Gevaarlijk spul, zo'n Barok verzamelalbum met werk van ruim vijf obscure componisten. Jérôme Correas, aanvoerder van Les Paladins, doet het echter voor niet minder: hij acht deze muziek meer dan waardevol genoeg en wil haar met het grote repertoire uit die tijd confronteren. Zodoende is het recital onder de titel 'Le Triomphe de l'Amour' een combinatie van werk van Rameau en Lully met dat van een aantal onbekend gebleven collega's. Het uitgangspunt was een reis prepareren die de vooruitgang van de Franse Barok tussen de 17e en de 18e eeuw moet aantonen. Correas doet dat niet via een braaf chronologisch opgestelde cd, maar plaatst muziek met honderd jaar verschil in tijd gewoon naast elkaar. Die contrasten houden het album interessant, want waar Barokmuziek al te vaak dreigt te vervallen in het afhaspelen van formules, krijgt de verveling hier geen schijn van kans.
Jérôme Correas en Sandrine Piau, de ster van dit recital, vonden elkaar aan het conservatorium van Parijs, waar ze allebei een grote fascinatie koesterden voor het Barokke repertoire. Oorspronkelijk dachten ze overigens allebei een andere roeping te hebben dan hun huidige: Correas was eerst zanger en verlegde vanuit die expertise zijn grenzen door directie te volgen. Piau op haar beurt dacht altijd dat de harp voor haar was weggelegd, tot ze op latere leeftijd verknocht raakte aan de menselijke stem. Inmiddels is ze al aardig in de veertig, maar haar jong gezicht laat haar toe nog steeds tot de categorie "jonge talenten" gerekend te worden. Haar passage in De Munt vorig seizoen droeg in ieder geval bij aan haar naambekendheid in België, waar ze nu als publiekslieveling geregeld wordt verwelkomd. Onder Correas' hoede klinkt tot slot het Barokensemble Les Paladins, genoemd naar een opera van Rameau. Dat ensemble streeft naar een zeer grote authenticiteit qua klank, wat hier een wisselend positief resultaat oplevert: soms kan Correas een fragiele klankschoonheid aan zijn ensemble ontlokken, maar later balanceert het collectief op de rand van een snijdende, weinig aangename harmonie. Puur orkestraal is deze 'Le Triomphe de l'Amour' daarom een dubbeltje op zijn kant, waarbij de kwaliteit varieert van compositie tot compositie.
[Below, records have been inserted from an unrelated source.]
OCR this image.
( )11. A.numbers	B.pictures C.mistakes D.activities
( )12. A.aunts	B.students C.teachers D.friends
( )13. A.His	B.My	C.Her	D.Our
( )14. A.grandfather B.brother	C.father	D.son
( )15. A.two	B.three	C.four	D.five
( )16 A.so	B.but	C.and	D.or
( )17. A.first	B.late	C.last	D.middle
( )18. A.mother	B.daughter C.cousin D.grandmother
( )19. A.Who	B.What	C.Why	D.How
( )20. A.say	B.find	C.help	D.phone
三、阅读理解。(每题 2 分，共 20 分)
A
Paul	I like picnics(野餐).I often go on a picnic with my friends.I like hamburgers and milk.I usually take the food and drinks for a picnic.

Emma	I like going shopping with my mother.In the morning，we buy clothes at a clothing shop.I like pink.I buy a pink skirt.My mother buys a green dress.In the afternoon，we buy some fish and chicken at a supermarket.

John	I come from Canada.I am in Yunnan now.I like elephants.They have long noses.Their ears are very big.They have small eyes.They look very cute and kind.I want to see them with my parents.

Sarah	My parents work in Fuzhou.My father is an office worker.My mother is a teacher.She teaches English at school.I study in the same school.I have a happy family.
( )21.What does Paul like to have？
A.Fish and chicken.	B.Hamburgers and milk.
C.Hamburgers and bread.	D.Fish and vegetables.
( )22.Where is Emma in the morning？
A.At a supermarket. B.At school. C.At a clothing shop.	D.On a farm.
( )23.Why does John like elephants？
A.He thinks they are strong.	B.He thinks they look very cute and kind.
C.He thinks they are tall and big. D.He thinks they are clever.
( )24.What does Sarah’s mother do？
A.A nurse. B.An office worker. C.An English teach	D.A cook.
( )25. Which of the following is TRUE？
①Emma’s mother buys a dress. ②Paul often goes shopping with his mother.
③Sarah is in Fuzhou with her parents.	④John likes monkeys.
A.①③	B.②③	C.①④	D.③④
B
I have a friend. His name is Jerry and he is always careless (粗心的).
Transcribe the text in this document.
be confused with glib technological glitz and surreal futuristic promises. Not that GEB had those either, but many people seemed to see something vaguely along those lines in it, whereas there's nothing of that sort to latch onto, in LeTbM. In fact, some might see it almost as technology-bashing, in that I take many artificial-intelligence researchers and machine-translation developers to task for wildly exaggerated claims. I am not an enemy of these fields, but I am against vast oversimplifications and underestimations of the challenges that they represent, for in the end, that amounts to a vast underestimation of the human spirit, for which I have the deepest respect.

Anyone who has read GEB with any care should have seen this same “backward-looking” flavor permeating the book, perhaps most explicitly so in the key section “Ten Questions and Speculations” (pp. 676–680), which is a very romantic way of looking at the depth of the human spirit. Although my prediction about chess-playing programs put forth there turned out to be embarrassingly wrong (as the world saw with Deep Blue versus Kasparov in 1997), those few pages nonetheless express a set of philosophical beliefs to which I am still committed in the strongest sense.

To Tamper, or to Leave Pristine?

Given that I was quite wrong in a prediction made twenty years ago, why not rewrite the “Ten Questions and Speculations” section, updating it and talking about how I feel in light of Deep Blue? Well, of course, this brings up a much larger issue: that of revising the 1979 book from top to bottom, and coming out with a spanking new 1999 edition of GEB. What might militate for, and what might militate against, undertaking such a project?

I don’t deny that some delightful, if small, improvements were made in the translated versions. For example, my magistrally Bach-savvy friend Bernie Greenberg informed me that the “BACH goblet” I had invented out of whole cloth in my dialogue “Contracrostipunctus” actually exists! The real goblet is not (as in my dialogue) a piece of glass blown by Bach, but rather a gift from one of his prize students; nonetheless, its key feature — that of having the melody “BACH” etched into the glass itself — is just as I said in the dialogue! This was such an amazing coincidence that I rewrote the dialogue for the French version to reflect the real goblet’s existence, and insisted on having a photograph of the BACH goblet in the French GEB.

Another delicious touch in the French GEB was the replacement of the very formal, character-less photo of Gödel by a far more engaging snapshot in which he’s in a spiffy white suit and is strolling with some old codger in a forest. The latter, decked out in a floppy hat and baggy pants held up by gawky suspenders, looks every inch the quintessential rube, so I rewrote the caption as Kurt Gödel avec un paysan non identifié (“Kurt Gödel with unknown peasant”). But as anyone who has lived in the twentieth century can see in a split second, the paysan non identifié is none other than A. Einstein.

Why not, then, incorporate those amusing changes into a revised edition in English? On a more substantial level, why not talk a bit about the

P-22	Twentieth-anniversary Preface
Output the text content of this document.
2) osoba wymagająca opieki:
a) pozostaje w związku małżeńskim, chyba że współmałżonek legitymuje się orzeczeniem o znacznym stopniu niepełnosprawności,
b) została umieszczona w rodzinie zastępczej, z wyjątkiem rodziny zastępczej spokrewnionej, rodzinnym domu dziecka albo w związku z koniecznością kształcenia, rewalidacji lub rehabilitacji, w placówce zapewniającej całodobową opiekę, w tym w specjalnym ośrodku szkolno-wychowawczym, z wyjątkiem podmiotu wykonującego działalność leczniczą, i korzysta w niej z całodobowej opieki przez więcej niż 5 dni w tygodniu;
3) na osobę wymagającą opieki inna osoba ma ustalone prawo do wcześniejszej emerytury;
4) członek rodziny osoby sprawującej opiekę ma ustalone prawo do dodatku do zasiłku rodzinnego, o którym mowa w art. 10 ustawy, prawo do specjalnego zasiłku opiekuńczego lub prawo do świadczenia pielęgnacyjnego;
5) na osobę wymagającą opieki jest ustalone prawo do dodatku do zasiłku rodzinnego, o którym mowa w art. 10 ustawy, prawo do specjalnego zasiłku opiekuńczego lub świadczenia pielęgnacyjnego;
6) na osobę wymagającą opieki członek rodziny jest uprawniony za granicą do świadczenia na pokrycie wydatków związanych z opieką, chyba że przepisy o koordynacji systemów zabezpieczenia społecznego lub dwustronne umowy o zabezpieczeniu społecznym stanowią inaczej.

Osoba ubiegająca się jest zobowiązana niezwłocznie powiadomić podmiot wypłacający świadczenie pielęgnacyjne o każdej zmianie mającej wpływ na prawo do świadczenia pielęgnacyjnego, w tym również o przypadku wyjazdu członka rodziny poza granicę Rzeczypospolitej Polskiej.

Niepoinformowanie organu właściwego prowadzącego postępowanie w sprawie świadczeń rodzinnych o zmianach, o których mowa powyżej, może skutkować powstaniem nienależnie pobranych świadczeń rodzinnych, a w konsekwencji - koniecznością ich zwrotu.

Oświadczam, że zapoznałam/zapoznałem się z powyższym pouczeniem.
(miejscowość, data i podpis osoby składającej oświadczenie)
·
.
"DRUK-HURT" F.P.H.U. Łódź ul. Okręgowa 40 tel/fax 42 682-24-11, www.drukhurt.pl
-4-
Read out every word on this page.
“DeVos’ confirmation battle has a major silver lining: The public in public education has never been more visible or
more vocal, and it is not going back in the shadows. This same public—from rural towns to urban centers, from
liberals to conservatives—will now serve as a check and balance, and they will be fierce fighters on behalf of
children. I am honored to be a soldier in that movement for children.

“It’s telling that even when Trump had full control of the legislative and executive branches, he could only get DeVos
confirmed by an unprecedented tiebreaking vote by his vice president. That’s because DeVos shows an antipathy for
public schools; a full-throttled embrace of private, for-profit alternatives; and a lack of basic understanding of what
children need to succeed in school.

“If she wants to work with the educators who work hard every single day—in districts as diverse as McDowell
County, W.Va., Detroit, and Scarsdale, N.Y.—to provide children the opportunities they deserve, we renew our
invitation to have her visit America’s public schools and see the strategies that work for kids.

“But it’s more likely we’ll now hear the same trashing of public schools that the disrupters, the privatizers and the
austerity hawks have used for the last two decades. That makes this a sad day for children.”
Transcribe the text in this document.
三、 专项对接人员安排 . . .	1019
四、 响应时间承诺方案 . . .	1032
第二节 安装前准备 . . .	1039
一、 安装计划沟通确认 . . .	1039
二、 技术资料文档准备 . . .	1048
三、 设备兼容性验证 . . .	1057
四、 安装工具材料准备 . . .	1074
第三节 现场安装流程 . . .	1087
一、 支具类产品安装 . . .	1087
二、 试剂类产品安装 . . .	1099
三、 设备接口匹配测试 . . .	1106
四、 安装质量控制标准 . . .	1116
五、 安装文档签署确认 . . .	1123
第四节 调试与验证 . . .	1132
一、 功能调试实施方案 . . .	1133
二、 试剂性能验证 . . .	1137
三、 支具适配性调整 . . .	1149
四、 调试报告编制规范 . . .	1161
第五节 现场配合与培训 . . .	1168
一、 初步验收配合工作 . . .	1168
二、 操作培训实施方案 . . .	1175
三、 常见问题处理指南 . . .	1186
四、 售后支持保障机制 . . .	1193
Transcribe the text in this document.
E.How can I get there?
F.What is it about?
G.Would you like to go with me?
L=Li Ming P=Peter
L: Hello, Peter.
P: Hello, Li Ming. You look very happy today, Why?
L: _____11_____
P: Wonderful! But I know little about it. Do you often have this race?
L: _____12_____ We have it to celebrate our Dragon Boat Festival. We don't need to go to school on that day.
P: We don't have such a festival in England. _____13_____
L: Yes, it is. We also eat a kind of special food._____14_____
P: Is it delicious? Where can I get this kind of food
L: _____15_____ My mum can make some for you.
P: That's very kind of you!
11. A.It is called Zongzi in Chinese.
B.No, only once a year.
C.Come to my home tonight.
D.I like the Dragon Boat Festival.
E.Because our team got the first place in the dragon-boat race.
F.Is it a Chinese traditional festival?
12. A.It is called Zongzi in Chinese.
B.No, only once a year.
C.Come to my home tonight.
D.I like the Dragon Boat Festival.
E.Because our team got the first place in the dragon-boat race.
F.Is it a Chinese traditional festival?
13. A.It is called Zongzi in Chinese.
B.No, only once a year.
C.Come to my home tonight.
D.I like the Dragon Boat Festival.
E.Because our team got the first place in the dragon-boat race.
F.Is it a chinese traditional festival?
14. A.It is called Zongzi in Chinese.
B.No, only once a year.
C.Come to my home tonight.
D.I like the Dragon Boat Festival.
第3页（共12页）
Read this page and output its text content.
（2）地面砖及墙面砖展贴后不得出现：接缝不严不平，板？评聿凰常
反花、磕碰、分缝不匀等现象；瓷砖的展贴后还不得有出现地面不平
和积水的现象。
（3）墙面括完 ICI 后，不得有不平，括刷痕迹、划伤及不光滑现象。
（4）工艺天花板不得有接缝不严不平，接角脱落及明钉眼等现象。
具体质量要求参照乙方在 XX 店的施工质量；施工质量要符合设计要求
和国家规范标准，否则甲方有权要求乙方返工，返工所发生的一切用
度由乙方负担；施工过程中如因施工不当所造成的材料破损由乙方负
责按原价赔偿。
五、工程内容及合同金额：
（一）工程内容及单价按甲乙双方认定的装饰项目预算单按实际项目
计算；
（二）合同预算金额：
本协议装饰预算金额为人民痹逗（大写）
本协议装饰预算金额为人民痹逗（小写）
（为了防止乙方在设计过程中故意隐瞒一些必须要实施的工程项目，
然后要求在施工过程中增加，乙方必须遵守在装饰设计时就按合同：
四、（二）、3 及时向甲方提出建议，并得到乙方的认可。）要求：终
Het repertoire is helaas niet altijd dankbaar, maar dat wordt gecompenseerd door de keuzes die Correas gemaakt heeft: hij plaatst stukken met beklijvende partijen voor Piau naast werken die met symfonische bravoure zijn uitgewerkt. Piau schittert in haast al haar bijdrages, en het is inderdaad zij die met haar vederlichte, maar waarachtige stem deze cd tot iets buitengewoon maakt. Zoals gezegd is Les Paladins niet altijd van even goede makelij, en Jérôme Correas verzorgt een erg Franse begeleiding: altijd zachtmoedig en nooit geforceerd theatraal, terwijl de werken toch vanuit een groot enthousiasme voor de muziek worden verklankt. Finaal moet echter worden toegegeven dat onbekend gebleven Barokcomponisten geen volledig recital kunnen dragen. Grétry, Rebel, Francoeur, Campra, Favart en co steken niet zodanig af tegen Lully en Rameau dat het pijn doet, hetgeen misschien pleit voor het avontuur dat Correas wilde ondernemen. Anderzijds zijn hun gefragmenteerde liefdeszangen niet van die aard dat ze de luisteraar helemaal in het album zuigen. Deze cd is daarom ten zeerste aan te raden voor de nieuwsgierige Barokliefhebber, terwijl de doorsnee melomaan rustig verder kan leven zonder ooit deze muziek te ontdekken. De triomf van de liefde kan in dit geval dus wel wat gerelativeerd worden.